Thyroid function and risk of anemia: A multivariable-adjusted and Mendelian randomization analysis in the UK Biobank
Journal of Clinical Endocrinology and Metabolism — van Vliet NA, Kamphuis AEP, den Elzen WPJ, et al. | September 15, 2021
While a self-reported clinical diagnosis of hypothyroidism was linked to a greater risk of anemia [defined as hemoglobin level of <13 g/dL in men and <12 g/dL in women], no evidence of a causal relationship with variations in thyroid function within the euthyroid range was found. Thyroid hormone intracellular regulation, on the other hand, may play a function in the development of anemia.

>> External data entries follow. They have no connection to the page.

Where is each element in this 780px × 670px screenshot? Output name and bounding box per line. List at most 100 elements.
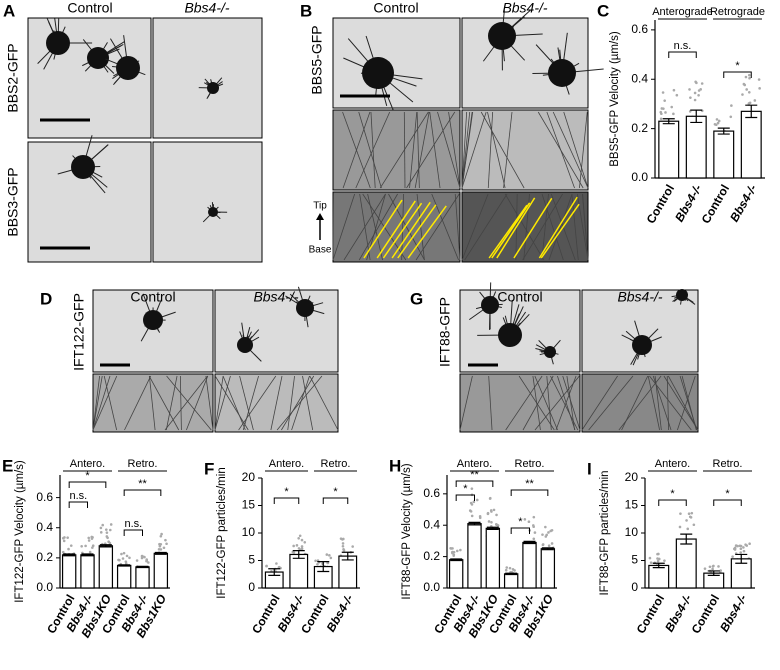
kymo-streak <box>401 193 405 261</box>
panel-letter: C <box>597 1 609 20</box>
kymo-streak <box>518 375 555 431</box>
group-label: Retro. <box>128 458 158 470</box>
kymo-streak <box>238 375 277 431</box>
scatter-dot-decor <box>486 512 490 516</box>
panel-letter: A <box>3 1 15 20</box>
scatter-dot-decor <box>541 543 545 546</box>
kymo-streak <box>332 193 356 261</box>
scatter-dot-decor <box>714 123 718 127</box>
significance-label: ** <box>525 478 534 490</box>
scatter-dot-decor <box>122 551 126 555</box>
kymo-streak <box>579 111 588 189</box>
error-bar <box>317 561 330 573</box>
error-bar <box>486 526 499 531</box>
scatter-dot-decor <box>455 549 459 553</box>
kymo-streak <box>677 375 696 431</box>
scatter-dot-decor <box>341 542 345 545</box>
error-bar <box>680 533 693 545</box>
column-label: Bbs4-/- <box>184 0 229 16</box>
scatter-dot-decor <box>470 487 474 490</box>
scatter-dot-decor <box>135 559 139 562</box>
bar <box>98 545 114 589</box>
kymo-streak <box>92 375 118 431</box>
kymo-streak <box>406 111 456 189</box>
panel-letter: I <box>587 459 592 478</box>
significance-bracket <box>510 527 530 534</box>
significance-label: n.s. <box>674 40 692 52</box>
kymo-streak <box>461 193 489 261</box>
kymo-streak <box>222 375 246 431</box>
scatter-dot-decor <box>159 534 163 538</box>
kymo-streak <box>461 111 474 189</box>
y-axis-label: BBS5-GFP Velocity (µm/s) <box>609 31 621 167</box>
error-bar <box>341 551 354 561</box>
scatter-dot-decor <box>67 547 70 551</box>
group-label: Retro. <box>515 458 545 470</box>
group-label: Retro. <box>713 458 743 470</box>
significance-label: * <box>333 486 338 498</box>
scatter-dot-decor <box>495 513 498 517</box>
significance-label: * <box>725 488 730 500</box>
kymo-streak <box>148 375 156 431</box>
kymo-streak <box>416 111 420 189</box>
scatter-dot-decor <box>544 525 547 529</box>
scatter-dot-decor <box>731 555 734 558</box>
error-bar <box>81 553 94 557</box>
scatter-dot-decor <box>452 554 456 557</box>
kymo-streak <box>459 375 473 431</box>
kymo-streak <box>179 375 182 431</box>
kymo-streak <box>358 111 382 189</box>
bar <box>153 552 169 589</box>
scatter-dot-decor <box>342 548 346 552</box>
error-bar <box>136 565 149 569</box>
scatter-dot-decor <box>316 562 319 566</box>
column-label: Control <box>497 289 542 305</box>
significance-bracket <box>668 51 697 58</box>
kymo-streak <box>534 375 558 431</box>
scatter-dot-decor <box>659 110 663 114</box>
error-bar <box>745 104 758 119</box>
scatter-dot-decor <box>459 548 462 552</box>
scatter-dot-decor <box>753 99 757 102</box>
scatter-dot-decor <box>297 536 300 540</box>
scatter-dot-decor <box>716 121 720 125</box>
bar <box>116 564 132 589</box>
scatter-dot-decor <box>686 527 690 531</box>
kymo-streak <box>505 375 543 431</box>
y-tick-label: 0.0 <box>631 170 648 184</box>
y-tick-label: 0.4 <box>631 71 648 85</box>
panel-letter: G <box>410 289 423 308</box>
bar <box>740 110 762 179</box>
scatter-dot-decor <box>739 547 743 551</box>
scatter-dot-decor <box>87 539 91 542</box>
scatter-dot-decor <box>678 525 682 529</box>
significance-bracket <box>123 529 143 536</box>
scatter-dot-decor <box>292 544 295 548</box>
kymo-streak <box>214 375 231 431</box>
scatter-dot-decor <box>326 561 329 565</box>
column-label: Control <box>373 0 418 16</box>
cell <box>481 296 499 314</box>
panel-letter: D <box>40 289 52 308</box>
cell <box>362 57 394 89</box>
scatter-dot-decor <box>160 532 163 536</box>
scatter-dot-decor <box>90 537 94 540</box>
kymo-streak <box>621 375 649 431</box>
scatter-dot-decor <box>69 544 73 547</box>
scatter-dot-decor <box>298 534 302 538</box>
scatter-dot-decor <box>451 547 454 550</box>
scatter-dot-decor <box>277 565 281 569</box>
scatter-dot-decor <box>692 523 696 527</box>
bar <box>338 555 358 589</box>
kymo-streak <box>461 111 471 189</box>
scatter-dot-decor <box>742 546 745 549</box>
kymo-trace <box>491 202 531 259</box>
significance-label: n.s. <box>69 490 87 502</box>
kymo-streak <box>647 375 660 431</box>
scatter-dot-decor <box>715 118 719 121</box>
kymo-streak <box>342 111 371 189</box>
scatter-dot-decor <box>649 561 653 564</box>
kymo-streak <box>437 111 461 189</box>
kymo-streak <box>566 375 575 431</box>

It was a cross-sectional and Mendelian Randomization study.
The sample consisted of 445,482 candidates, mean age of 56.77 years (SD 8.0) and 54.2% were women.
Self-reported clinical diagnoses of hypo- and hyperthyroidism were related to a greater risk of anemia in cross-sectional logistic regression studies, however with large confidence intervals for hyperthyroidism.
They found no link between greater or lower genetically influenced thyrotropin and anemia, nor between higher or lower genetically influenced free thyroxine and anemia.
Individuals with genetic variants in the DIO3OS gene, which is involved in the intracellular regulation of thyroid hormones, were at a greater risk of anemia; no association was seen with variants in the DIO1 or DIO2 genes.